Hearn isn’t implying that a $5-billion dollar global network will just disappear. His controversial statement was referring to the endless infighting within the BTC development team. The engineer is convinced that tensions can weaken users’ trust in the system and, as a result, drive bitcoin rates down permanently.
Though Hearn ‘s fears are largely baseless, the internal disagreement is very real. Financial and ideological principles have led all the major bitcoin influences to divide into two groups. On the one side, are most of the crypto currency’s core software developers, who’s main goal is keeping it decentralized. On the other – today’s largest exchanges, miners and influential start-ups, who say the technology has to change for the currency to survive.
It’s a debate that has been raging on for years and only became a real problem in 2014, when bitcoin value dropped from $950 to under $400 within 10 months. That may seem like a huge loss, until you consider that in 2013, the price of a bitcoin reached $100 for the first time ever. So, realistically speaking, even if the technology remains unchanged, the only consequence would be a lack of growth.
You don’t need to be a programmer to understand how BTC works. Just like any other currency, Bitcoins can be stored, created, and traded safely. Miners use computing power to solve highly complex equations, called blocks. Once they do, the solution appears on an open ledger, a.k.a. the blockchain, and miners receive some BTC as a reward. Each set of equations (each block) is actually a bitcoin transfer.
Basically, the sender pays a tiny fee for their transaction to be confirmed by miners. Meanwhile, the recipient makes sure they received their virtual money by checking for confirmation on the blockchain. Because bitcoin is decentralized, no one’s “in charge”. Anyone can generate, send or receive funds. Plus, every transaction receipt is recorded and stored publicly.

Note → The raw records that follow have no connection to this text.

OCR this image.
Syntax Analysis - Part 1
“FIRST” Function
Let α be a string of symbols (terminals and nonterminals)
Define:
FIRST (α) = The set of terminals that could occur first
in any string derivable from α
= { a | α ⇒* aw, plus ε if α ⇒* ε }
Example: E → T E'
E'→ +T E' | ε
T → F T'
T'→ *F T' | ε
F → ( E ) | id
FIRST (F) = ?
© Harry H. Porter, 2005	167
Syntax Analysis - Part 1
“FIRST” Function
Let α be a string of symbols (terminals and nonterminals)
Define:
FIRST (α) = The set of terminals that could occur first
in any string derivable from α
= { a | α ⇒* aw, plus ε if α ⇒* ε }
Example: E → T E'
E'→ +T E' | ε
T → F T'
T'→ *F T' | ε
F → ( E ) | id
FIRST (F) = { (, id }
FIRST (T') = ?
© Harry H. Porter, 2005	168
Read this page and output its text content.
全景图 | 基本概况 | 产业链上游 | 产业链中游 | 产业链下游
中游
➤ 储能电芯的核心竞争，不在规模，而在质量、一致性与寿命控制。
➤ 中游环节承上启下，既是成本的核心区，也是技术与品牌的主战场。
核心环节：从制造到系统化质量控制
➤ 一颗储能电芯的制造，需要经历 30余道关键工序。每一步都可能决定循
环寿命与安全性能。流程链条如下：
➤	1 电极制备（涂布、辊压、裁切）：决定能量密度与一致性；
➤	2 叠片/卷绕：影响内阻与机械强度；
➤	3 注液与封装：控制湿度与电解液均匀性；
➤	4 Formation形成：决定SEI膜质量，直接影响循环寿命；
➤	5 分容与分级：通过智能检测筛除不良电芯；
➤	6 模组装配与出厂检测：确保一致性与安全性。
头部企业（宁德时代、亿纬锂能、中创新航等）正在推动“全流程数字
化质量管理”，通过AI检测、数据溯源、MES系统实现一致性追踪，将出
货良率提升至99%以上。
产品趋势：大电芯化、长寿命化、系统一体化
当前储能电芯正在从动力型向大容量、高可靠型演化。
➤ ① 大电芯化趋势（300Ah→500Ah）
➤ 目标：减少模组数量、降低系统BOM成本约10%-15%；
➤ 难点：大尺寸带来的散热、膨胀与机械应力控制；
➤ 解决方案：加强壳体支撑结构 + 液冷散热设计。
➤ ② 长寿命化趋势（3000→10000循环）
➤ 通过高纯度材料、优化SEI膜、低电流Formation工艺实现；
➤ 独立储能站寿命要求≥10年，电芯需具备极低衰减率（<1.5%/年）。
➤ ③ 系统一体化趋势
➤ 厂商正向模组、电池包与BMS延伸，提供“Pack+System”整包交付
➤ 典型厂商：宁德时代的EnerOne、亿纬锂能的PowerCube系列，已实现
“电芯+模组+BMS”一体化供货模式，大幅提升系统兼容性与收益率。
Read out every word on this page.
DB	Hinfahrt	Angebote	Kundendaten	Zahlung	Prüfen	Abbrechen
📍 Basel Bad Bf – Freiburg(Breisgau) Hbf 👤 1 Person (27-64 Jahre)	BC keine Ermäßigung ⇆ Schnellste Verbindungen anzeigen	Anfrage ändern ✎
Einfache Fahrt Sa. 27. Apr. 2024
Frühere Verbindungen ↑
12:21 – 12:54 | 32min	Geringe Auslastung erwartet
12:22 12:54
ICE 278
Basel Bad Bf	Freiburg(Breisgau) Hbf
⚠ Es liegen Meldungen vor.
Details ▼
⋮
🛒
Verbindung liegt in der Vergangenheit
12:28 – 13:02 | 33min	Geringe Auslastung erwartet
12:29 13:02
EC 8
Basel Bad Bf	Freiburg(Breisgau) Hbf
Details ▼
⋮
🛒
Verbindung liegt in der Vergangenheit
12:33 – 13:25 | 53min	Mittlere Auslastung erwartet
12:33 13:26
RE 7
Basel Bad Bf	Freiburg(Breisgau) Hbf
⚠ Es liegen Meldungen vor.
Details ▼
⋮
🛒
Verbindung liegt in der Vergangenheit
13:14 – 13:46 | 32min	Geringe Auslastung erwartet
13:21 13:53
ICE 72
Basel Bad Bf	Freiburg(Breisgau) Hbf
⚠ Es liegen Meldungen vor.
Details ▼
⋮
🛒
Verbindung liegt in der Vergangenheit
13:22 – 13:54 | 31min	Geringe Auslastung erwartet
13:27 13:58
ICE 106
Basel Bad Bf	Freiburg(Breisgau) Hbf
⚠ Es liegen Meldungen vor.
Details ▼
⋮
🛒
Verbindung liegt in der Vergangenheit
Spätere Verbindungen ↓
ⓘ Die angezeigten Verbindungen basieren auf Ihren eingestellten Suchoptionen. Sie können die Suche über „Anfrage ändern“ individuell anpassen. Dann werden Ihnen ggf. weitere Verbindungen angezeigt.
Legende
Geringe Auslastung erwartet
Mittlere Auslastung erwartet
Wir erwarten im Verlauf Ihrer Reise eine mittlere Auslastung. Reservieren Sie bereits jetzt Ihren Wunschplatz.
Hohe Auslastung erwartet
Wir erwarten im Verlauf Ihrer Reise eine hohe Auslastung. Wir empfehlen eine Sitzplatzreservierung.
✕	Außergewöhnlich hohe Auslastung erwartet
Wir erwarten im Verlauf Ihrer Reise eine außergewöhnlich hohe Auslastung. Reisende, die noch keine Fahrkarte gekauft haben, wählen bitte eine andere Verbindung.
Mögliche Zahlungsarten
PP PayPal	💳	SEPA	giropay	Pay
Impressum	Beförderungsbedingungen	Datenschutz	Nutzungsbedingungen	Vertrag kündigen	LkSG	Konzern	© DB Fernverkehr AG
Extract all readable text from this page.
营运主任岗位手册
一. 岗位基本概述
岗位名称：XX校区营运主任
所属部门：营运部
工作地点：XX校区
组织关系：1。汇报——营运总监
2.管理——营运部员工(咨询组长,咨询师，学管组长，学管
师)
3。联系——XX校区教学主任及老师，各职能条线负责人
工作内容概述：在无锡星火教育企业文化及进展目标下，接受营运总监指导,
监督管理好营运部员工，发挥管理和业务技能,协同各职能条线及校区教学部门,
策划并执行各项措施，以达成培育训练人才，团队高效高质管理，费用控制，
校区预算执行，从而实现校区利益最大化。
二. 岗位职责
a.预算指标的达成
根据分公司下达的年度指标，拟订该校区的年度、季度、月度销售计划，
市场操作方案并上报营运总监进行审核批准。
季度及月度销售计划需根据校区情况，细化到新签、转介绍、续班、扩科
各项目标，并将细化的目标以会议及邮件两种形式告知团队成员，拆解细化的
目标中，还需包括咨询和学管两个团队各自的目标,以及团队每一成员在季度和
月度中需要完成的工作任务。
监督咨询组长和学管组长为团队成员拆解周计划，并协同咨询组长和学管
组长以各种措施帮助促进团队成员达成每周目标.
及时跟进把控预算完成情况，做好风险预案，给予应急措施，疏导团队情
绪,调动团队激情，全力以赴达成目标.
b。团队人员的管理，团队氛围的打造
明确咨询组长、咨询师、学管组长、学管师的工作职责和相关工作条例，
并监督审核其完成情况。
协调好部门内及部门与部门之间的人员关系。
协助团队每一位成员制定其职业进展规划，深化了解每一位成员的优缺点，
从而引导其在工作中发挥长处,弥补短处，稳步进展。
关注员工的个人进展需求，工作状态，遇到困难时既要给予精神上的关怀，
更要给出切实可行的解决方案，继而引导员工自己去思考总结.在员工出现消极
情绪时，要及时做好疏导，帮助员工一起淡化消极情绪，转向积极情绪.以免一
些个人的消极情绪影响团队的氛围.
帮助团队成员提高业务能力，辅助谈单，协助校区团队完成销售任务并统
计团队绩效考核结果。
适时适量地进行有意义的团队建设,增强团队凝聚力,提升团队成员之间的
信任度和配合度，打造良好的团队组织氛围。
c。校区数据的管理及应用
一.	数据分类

“Bitcoin Core” vs “Bitcoin Classic”
The actual problem at hand only arose due to bitcoin’s unexpected rise to popularity. What started as a small open-source project, has quickly become a widespread trend. The original creators of the project didn’t expect millions of people to be using the blockchain simultaneously. As such, the core software can’t handle the flow of transactions with the same speed as it used to. Waiting 10-15 minutes for a transaction to be confirmed isn’t an option for many users, which is the reason for bitcoin’s recently-stunned growth rate. Both sides of the debate have a solution in the works.
Exchanges, large-scale miners and BTC-based businesses want to change the size of blocks from 1 MB to 2, 4 or even 8 MB. This would decrease transaction processing time to mere seconds. The problem is, millions of small miners don’t have the hardware to mine 2MB blocks. That means the blockchain’s reliability will decrease, at least temporarily. Advocates propose launching an analogue to the blockchain, with the core software changed to adjust for increasing block size. They already attempted launching a beta version, named “Bitcoin Classic.”
The software developers argue that decentralization is essential. It’s what allows anyone in the world to mine BTC, which increases the blockchain’s security and guarantees that the digital currency will stay viable, even if some of the largest servers are compromised. The developers are so adamant about keeping the main software intact because the whole concept of the bitcoin based on an ideological principle.
They want the “world’s first decentralized currency” to stay decentralized, proposing to add server size manually. Their project (Bitcoin Core), requires a huge amount of computing power to be activated at peak times of the day, when the blockchain slows transactions down the most.